To better address overall well-being, a more comprehensive and integrated approach should integrate health with related public policies.
Affordable healthier food options, physical exercise and healthier lifestyles deserve far greater emphases.
For example, a cheap, but nutritious, safe and healthy daily school feeding program in Japan – introduced a century ago, when it was still quite poor – has ensured life expectancy in the archipelagic nation has been the world’s highest for decades.
An “all-of-government” approach should ensure meals planned by dieticians, mindful not only of good nutrition, but also of local food cultures, costs, safety and micronutrient deficiencies.
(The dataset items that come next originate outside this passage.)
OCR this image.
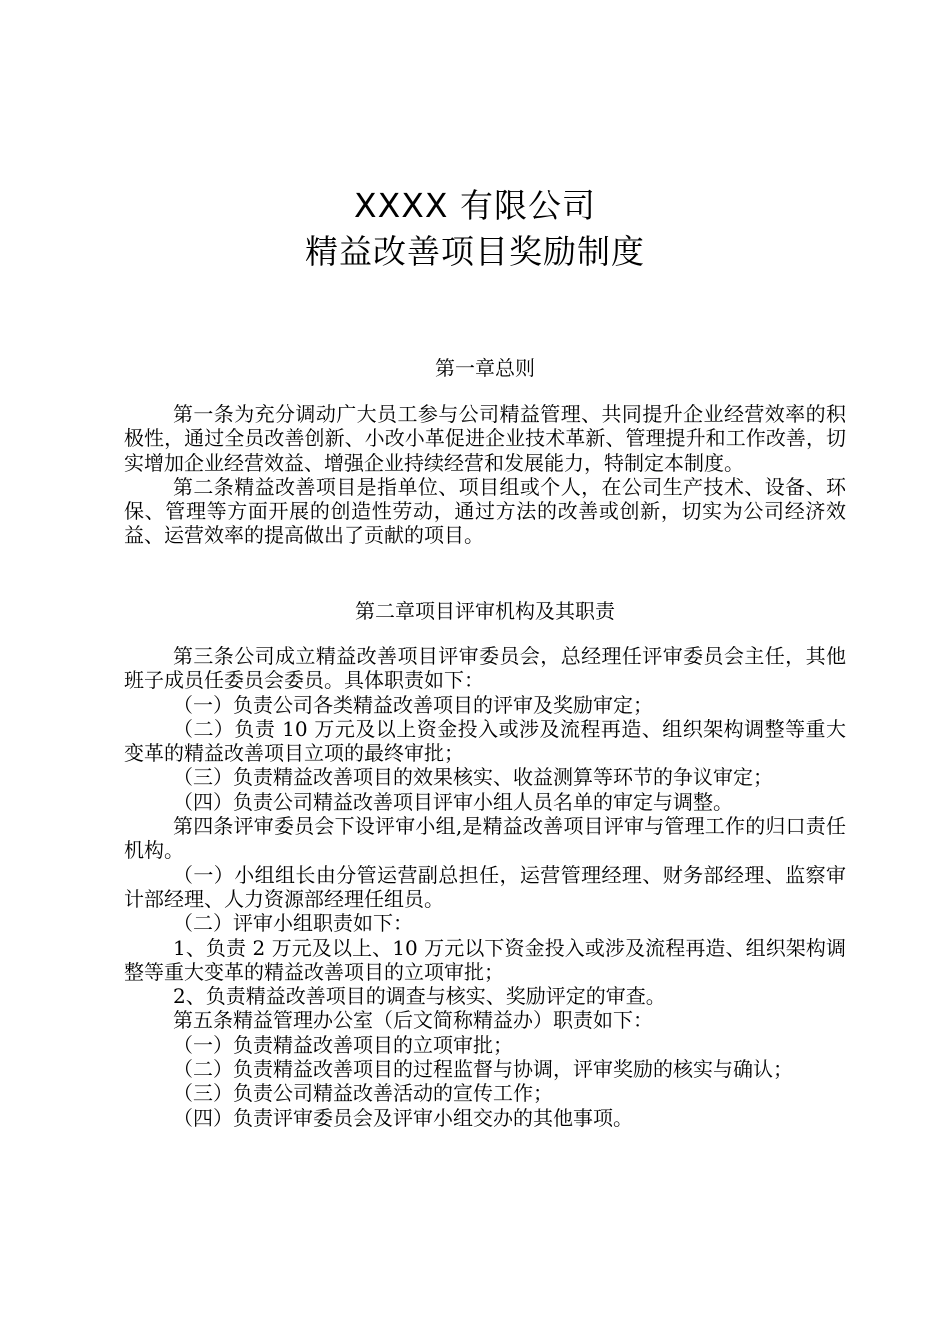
XXXX 有限公司
精益改善项目奖励制度
第一章总则

第一条为充分调动广大员工参与公司精益管理、共同提升企业经营效率的积极性，通过全员改善创新、小改小革促进企业技术革新、管理提升和工作改善，切实增加企业经营效益、增强企业持续经营和发展能力，特制定本制度。

第二条精益改善项目是指单位、项目组或个人，在公司生产技术、设备、环保、管理等方面开展的创造性劳动，通过方法的改善或创新，切实为公司经济效益、运营效率的提高做出了贡献的项目。

第二章项目评审机构及其职责

第三条公司成立精益改善项目评审委员会，总经理任评审委员会主任，其他班子成员任委员会委员。具体职责如下：

（一）负责公司各类精益改善项目的评审及奖励审定；

（二）负责 10 万元及以上资金投入或涉及流程再造、组织架构调整等重大变革的精益改善项目立项的最终审批；

（三）负责精益改善项目的效果核实、收益测算等环节的争议审定；

（四）负责公司精益改善项目评审小组人员名单的审定与调整。

第四条评审委员会下设评审小组,是精益改善项目评审与管理工作的归口责任机构。

（一）小组组长由分管运营副总担任，运营管理经理、财务部经理、监察审计部经理、人力资源部经理任组员。

（二）评审小组职责如下：

1、负责 2 万元及以上、10 万元以下资金投入或涉及流程再造、组织架构调整等重大变革的精益改善项目的立项审批；

2、负责精益改善项目的调查与核实、奖励评定的审查。

第五条精益管理办公室（后文简称精益办）职责如下：

（一）负责精益改善项目的立项审批；

（二）负责精益改善项目的过程监督与协调，评审奖励的核实与确认；

（三）负责公司精益改善活动的宣传工作；

（四）负责评审委员会及评审小组交办的其他事项。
With a “whole-of-society” approach, involved parents can ensure schoolchildren are fed safe food from farmers not using toxic pesticides.
This can be ensured with the food or agriculture ministry’s participation.
Farmer organizations can be contracted to supply needed foodstuff with initial support from government agricultural extension services, not corporate salesmen.
This, in turn, improves the safety of all farm produce, ensuring healthy food for all.
Health reform recommendations should prioritize governments’ major commitments – to the people and the international community – of “universal health coverage” to ensure “health for all.”
(Jomo Kwame Sundaram was an economics professor and United Nations Assistant Secretary-General for Economic Development. Nazihah Noor is a public health policy researcher. She led two reports on health system issues in Malaysia, Social Inequalities and Health in Malaysia and Health and Social Protection: Continuing Universal Health Coverage. She is currently pursuing a PhD in public health in Switzerland.)